Yes, that would be a clean solution.  I don't think this is achievable
in an efficient way without involving filesystem implementations though.

It would, at least by default, produce a *read-only* snapshot (fully
sealed a la F_SEAL_*), inherit any integrity data that came with the
source (e.g. LSMs could understand it), would not require a writable
directory on the filesystem, and would maybe even come with an extra
seal-like thing that prevents it from being linkat-ed.  (I'm not sure
that linkat would actually be a problem, but I'm also not immediately
sure that LSMs would be as comfortable with it if linkat were
allowed.)  And there could probably be an extremely efficient
implementation that might even reuse the existing deny-write mechanism
to optimize the common case where the file is never written.
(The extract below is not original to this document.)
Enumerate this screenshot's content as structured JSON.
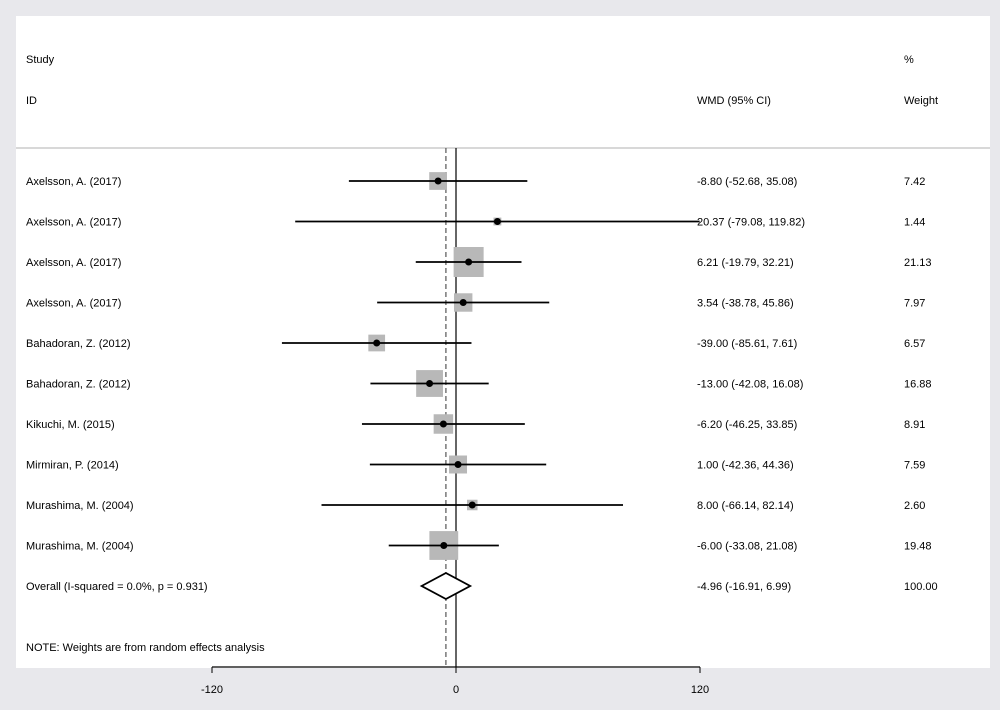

For that matter, the actual common case would be to execute stuff in
/usr or similar, and those files really ought never to be modified.
So there could be a file attribute or something that means "this file
CANNOT be modified, but it can still be unlinked or replaced as
usual", and snapshotting such a file would be a no-op.  Distributions
and container tools could set that attribute.  Overlayfs could also
provide an efficient implementation if the file currently comes from
an immutable source.

Hmm, maybe it's not strictly necessary that it be immutable -- maybe
it's sometimes okay if reads start to fail if the contents change.
Let's call this a "weak snapshot" -- reads of a weak snapshot either
return the original contents or fail.  fsverity would give weak
snapshots for at no additional cost.


It's worth noting that the common case doesn't actually need an fd.
We have mmap(..., MAP_PRIVATE, ...).  What we would actually want for
mmap use cases is mmap(..., MAP_SNAPSHOT, ...), with the semantics
that the kernel promises that future writes to the source would either
not be reflected in the mapping or would cause SIGBUS.  One might
reasonably debate what forced-writes would do (I think forced-writes
should be allowed just like they currently are, since anyone who can
force-write to process memory is already assumed to be permitted to
bypass write-xor-execute).


---

/* Written by Claude Sonnet 4 with a surprisingly small amount of help
from Andy */

#define _GNU_SOURCE
#include <sys/types.h>
#include <sys/stat.h>
#include <fcntl.h>
#include <unistd.h>
#include <sys/ioctl.h>
#include <linux/fs.h>
#include <stdio.h>
#include <stdlib.h>
#include <errno.h>
#include <string.h>

int main(int argc, char *argv[]) {
    if (argc < 4) {
        fprintf(stderr, "Usage: %s <source_file> <temp_dir>
[exec_args...]\n", argv[0]);
        exit(1);
    }

    const char *source_file = argv[1];
    const char *temp_dir = argv[2];

    // Open source file
    int source_fd = open(source_file, O_RDONLY);
    if (source_fd == -1) {
        perror("Failed to open source file");
        exit(1);
    }

    // Create temporary file
    int temp_fd = open(temp_dir, O_TMPFILE | O_RDWR, 0600);
    if (temp_fd == -1) {
        perror("Failed to create temporary file");
        close(source_fd);
        exit(1);
    }

    // Clone the file contents using FICLONE
    if (ioctl(temp_fd, FICLONE, source_fd) == -1) {
        perror("Failed to clone file");
        close(source_fd);
        close(temp_fd);
        exit(1);
    }

    // Close source file
    close(source_fd);

    // Make sure temp file is on fd 3
    if (temp_fd != 3) {
        if (dup2(temp_fd, 3) == -1) {
            perror("Failed to move temp file to fd 3");
            close(temp_fd);
            exit(1);
        }
        close(temp_fd);
    }

    // Execute the remaining arguments
    if (argc >= 3) {
        execvp(argv[3], &argv[3]);
        perror("Failed to execute command");
        exit(1);
    }

    return 0;
}

As you said, this doesn't work if temp_dir is not allowed for execution,
and it doesn't allow the kernel to check/track the content of the
script, which is the purpose of AT_EXECVE_CHECK.